La virtud protectora de la sal queda patente en las ceremonias sintoístas, cuyo culto es practicado por buena parte de la sociedad nipona. En uno de los libros sagrados, el Kojiki, en uno de los textos más antiguos sintoístas se nos explica que el kami (ser noble que puede vivir en planos sobrenaturales) Izanaki-no-Mikoto acude al estrecho de Tachibana para purificarse en el mar con agua y sal, pues volvía de visitar a su mujer en los infiernos.
En el Japón actual pervive la creencia de que la sal es una potente purificadora, particularmente la que se halla disuelta en estado natural en el agua de mar. Todavía hoy se mantiene viva la tradición japonesa de colocar a diario montones de sal en el umbral de la casa. La creencia indica que al hacerlo se purifica el hogar y se aleja de él a todo elemento perturbador. Esta práctica se realiza también en pozos que pueden estar poblados por demonios y en aquellos lugares que quieren mantenerse como espacios sagrados como el suelo tras las ceremonias funerarias.
Una antigua costumbre japonesa muy extendida en varios lugares de Europa consiste en fregar el suelo de la casa con agua salada tras la partida de una visita poco recomendable.
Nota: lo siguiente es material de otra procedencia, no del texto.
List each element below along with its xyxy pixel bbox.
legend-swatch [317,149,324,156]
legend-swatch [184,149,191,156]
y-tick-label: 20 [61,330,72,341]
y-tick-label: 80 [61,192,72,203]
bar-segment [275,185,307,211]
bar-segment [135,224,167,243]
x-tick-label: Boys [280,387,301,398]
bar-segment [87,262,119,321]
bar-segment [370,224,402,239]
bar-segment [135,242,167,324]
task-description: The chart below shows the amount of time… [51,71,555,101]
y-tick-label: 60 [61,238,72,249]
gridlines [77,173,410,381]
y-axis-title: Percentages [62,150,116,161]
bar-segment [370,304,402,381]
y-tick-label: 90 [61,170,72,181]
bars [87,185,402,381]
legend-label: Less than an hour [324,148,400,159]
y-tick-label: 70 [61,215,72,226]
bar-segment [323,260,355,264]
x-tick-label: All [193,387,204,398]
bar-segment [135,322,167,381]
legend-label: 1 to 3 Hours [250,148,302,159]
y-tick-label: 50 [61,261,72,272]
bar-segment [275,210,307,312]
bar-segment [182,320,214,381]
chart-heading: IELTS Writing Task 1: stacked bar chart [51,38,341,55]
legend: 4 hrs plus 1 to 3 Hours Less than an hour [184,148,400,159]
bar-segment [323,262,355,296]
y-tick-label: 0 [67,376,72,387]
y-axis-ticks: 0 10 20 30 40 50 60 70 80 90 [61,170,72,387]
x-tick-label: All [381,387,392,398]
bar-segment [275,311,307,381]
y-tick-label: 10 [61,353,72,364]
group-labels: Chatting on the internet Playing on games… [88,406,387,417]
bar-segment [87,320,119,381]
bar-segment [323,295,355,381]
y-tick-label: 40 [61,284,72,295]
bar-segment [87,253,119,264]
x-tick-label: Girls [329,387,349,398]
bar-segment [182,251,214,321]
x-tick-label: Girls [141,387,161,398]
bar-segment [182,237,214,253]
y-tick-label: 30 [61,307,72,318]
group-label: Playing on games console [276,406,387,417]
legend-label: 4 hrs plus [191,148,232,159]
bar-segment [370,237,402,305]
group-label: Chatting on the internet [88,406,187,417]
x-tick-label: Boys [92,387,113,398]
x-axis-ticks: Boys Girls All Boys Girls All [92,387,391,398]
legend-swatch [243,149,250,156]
Curiosamente, la sal también es protagonista en el ámbito del deporte nipón. El Sumo es una de las artes marciales más antiguas del Japón y se acompaña siempre de un gran ritual sagrado. Una de las manifestaciones de dicho ceremonial es el desarrollo del rito de purificación sintoísta previo al combate. Consiste en que dos campeones, después de estirar y flexionar los músculos, cogen puñados de sal y la esparcen en cada uno de los ángulos del terreno de lucha. La finalidad es evidentemente purificadora, pero además la sal es un reclamo para que la lucha se desarrolle con limpieza y lealtad a las normas.